Jones’ home on the east end of town wasn’t damaged, but she was told to get a change of clothes and be prepared to leave in case the fires that could be seen on the west side of town continued to spread.

“The west end of Murphysboro was all afire,” Jones said. “We had to get a change of clothes, and be ready to cross the river because the fires were coming. We could hear them dynamiting, trying to stop them.”

Parrish, who spent the night after the tornado at his uncle’s farm on New Era Road, remembers looking to the southwest and seeing the light from the fire.

“The whole sky was lit up,” Parrish said. “Everything was on fire in Murphysboro.”

The fires were eventually contained and Jones and her family didn’t have to cross the river, but 90 years later storms still rattle the 95-year-old who now lives in De Soto.

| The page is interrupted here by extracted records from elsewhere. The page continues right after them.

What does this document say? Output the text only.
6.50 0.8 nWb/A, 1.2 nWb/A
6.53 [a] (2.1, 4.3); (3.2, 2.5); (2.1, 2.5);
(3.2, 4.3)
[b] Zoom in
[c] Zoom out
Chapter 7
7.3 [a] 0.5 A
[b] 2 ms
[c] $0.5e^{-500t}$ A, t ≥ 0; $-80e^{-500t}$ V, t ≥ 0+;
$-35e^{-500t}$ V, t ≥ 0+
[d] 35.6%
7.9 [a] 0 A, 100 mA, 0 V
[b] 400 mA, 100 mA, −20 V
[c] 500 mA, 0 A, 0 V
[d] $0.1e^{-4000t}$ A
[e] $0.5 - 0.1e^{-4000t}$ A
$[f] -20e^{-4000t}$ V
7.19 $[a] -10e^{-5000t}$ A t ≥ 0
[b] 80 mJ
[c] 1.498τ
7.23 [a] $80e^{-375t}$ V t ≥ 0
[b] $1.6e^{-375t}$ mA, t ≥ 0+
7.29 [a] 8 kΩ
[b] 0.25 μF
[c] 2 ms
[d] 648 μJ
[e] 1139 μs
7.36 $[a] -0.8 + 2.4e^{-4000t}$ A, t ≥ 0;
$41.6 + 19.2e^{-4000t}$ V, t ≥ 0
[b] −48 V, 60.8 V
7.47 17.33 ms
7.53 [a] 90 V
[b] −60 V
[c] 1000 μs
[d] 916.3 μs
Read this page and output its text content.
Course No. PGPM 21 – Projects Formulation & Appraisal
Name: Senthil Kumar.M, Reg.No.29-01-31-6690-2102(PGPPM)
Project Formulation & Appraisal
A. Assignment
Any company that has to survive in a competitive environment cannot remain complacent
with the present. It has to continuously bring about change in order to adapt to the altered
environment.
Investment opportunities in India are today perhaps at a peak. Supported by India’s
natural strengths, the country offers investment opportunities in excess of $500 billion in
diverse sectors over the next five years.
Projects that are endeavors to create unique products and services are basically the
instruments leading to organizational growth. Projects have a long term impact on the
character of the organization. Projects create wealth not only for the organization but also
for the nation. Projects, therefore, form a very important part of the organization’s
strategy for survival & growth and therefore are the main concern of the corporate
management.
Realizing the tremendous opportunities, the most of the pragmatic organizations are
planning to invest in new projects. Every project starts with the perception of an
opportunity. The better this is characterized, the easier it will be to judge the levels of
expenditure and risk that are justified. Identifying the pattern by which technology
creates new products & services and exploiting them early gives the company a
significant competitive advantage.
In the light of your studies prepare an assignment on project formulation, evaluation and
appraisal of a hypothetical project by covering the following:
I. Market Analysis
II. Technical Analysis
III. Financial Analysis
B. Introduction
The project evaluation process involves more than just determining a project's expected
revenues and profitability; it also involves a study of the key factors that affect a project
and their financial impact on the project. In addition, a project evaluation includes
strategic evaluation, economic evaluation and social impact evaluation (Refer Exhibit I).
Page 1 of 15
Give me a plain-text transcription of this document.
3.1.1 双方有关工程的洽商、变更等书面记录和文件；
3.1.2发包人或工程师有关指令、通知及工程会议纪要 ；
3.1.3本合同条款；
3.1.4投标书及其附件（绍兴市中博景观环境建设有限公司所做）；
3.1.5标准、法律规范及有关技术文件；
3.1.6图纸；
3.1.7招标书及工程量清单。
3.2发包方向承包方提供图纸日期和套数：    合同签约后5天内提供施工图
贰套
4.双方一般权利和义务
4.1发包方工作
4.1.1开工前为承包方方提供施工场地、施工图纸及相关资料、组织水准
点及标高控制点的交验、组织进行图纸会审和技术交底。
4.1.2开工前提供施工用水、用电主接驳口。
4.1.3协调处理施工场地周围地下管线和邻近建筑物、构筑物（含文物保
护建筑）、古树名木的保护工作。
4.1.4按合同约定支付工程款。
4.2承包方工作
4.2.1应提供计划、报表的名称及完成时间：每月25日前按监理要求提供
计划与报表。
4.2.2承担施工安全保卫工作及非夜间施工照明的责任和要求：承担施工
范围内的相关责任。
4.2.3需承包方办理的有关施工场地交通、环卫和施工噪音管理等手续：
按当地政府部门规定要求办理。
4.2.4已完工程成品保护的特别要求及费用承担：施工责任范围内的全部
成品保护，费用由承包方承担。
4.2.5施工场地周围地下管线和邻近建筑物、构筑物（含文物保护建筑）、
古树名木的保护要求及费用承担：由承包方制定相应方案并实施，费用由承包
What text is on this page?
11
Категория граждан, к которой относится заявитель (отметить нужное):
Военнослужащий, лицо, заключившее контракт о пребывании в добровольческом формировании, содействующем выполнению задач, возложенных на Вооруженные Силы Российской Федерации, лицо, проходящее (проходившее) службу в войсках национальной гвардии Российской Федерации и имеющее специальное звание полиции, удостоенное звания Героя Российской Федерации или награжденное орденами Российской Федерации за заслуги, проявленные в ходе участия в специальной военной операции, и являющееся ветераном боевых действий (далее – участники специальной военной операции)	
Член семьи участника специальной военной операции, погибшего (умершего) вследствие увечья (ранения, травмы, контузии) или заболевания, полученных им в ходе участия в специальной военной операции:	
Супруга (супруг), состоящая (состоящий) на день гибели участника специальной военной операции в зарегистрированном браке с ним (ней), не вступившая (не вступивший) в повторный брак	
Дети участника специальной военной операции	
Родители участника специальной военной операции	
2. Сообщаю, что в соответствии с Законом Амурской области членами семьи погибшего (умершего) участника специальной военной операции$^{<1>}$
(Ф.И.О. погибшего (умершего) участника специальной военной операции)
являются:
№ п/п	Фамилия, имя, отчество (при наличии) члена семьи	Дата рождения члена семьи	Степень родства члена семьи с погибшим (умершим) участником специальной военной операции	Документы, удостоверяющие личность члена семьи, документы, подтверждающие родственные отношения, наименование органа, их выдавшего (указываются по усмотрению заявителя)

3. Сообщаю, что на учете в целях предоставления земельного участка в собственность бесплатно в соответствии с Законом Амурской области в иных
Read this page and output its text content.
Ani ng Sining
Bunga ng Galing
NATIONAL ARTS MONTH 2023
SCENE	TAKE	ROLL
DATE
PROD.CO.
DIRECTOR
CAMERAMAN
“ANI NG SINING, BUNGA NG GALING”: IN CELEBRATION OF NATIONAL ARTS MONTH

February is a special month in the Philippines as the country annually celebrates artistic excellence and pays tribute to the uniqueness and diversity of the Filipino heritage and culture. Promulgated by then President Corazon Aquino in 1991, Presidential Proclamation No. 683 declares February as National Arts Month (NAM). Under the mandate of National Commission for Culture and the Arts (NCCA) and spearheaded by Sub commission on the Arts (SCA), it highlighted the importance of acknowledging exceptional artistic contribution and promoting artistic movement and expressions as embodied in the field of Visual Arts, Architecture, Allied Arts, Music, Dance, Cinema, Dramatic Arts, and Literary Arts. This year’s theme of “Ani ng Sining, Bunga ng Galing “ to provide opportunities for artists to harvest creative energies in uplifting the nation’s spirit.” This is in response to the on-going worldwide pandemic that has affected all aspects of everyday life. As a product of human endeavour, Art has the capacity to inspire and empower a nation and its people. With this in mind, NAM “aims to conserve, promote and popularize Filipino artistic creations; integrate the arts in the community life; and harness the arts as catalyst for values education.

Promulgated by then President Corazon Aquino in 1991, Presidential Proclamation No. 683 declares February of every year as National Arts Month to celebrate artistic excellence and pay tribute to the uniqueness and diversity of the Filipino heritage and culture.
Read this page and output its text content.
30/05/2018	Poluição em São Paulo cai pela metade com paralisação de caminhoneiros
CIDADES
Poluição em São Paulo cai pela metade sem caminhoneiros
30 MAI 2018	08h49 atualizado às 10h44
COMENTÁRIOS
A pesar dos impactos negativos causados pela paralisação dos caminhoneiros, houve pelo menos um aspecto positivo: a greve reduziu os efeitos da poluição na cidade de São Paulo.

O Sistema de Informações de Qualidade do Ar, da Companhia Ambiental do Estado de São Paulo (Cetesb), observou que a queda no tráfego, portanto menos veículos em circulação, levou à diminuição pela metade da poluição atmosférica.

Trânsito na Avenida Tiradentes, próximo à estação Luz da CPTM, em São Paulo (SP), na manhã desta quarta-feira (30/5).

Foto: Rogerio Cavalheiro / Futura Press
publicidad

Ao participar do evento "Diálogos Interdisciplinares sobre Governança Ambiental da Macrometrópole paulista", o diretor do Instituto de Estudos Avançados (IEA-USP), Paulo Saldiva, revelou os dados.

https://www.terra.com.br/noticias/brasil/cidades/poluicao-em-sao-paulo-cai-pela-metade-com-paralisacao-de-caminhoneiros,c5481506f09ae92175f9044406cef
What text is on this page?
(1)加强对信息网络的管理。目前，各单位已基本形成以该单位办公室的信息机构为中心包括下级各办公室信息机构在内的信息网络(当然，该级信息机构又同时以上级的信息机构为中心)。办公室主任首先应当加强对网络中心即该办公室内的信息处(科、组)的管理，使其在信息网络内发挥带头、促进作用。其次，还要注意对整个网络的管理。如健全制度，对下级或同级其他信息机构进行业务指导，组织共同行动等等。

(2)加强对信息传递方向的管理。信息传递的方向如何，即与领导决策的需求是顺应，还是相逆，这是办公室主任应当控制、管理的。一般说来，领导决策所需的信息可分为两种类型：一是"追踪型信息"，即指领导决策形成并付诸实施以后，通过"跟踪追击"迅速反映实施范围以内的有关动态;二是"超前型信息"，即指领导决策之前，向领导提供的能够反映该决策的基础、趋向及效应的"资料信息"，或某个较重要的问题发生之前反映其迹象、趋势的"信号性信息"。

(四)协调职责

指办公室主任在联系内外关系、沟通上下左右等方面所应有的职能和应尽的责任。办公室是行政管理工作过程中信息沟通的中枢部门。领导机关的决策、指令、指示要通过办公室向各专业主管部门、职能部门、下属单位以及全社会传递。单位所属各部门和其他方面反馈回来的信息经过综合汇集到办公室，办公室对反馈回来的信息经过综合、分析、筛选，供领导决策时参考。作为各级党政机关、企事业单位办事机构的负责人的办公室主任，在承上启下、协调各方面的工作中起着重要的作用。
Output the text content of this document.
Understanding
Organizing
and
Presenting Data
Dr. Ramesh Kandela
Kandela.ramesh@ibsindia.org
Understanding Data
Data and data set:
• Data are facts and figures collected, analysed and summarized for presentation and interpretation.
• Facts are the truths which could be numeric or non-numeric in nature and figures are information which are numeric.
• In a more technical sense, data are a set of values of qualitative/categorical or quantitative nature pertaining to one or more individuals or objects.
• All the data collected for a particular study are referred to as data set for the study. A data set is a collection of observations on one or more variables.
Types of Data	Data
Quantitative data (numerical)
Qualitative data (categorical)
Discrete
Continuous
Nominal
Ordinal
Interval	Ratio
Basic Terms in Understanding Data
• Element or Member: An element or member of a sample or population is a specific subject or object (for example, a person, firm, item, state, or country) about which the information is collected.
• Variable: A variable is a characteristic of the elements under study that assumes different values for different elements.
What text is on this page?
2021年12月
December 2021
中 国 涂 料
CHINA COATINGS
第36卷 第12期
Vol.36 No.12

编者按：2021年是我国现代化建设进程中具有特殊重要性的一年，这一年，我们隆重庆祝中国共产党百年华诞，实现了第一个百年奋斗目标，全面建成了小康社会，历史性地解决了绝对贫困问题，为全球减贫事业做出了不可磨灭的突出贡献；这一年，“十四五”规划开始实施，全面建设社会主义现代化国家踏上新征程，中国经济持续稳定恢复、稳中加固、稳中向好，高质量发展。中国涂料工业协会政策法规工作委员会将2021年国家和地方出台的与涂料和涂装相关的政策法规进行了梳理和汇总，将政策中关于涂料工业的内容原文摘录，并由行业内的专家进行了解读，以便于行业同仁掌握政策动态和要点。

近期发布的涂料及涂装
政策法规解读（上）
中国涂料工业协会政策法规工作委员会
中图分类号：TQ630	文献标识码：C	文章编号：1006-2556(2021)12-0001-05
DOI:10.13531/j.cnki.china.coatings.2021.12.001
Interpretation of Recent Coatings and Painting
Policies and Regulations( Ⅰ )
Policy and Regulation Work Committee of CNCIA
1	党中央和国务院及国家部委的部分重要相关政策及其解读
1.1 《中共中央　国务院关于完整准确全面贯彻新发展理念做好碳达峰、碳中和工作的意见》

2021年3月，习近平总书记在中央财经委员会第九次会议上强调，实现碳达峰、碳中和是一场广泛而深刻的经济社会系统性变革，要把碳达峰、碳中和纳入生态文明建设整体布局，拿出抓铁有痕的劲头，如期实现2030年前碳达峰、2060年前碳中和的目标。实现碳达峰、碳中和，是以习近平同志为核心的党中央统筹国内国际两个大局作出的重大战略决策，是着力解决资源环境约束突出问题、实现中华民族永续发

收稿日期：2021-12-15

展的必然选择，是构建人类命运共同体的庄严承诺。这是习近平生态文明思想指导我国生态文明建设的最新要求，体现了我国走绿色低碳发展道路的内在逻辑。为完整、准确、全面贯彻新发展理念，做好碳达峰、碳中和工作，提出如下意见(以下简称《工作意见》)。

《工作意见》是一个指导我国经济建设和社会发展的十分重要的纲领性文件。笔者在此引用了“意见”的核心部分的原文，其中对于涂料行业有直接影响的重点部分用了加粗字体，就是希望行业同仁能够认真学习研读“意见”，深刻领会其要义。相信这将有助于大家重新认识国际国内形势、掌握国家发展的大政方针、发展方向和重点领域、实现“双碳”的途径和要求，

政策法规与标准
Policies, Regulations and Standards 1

“Every time it would get a little dark, I’d get hysterical,” Jones said. “Still, if it gets a little black, I get to worry. They used to have to threaten me to settle down. I just thank the Lord every day that I made it through that.”

Five minutes after sweeping through De Soto, the storm killed seven in the mining community of Bush before continuing on to West Frankfort, where coal miners coming to the surface to figure out why they lost electricity were shocked to see the carnage the storm left behind.

With many of the men underground during the storm, most of the 148 who died and 410 injured in the Franklin County community of 8,000 were women and children.

After leaving West Frankfort, the tornado killed 46 in Parrish and another 65 in rural areas of Hamilton and White counties before moving on to cause more destruction in southern Indiana where the powerful storm mercifully sputtered just east of Princeton.

The F5 tornado’s three-and-a-half-hour trek cut a 219-mile line of destruction that left 695 dead in its wake, including almost 600 Southern Illinoisans in what is probably the deadliest 90 minutes in the region’s history.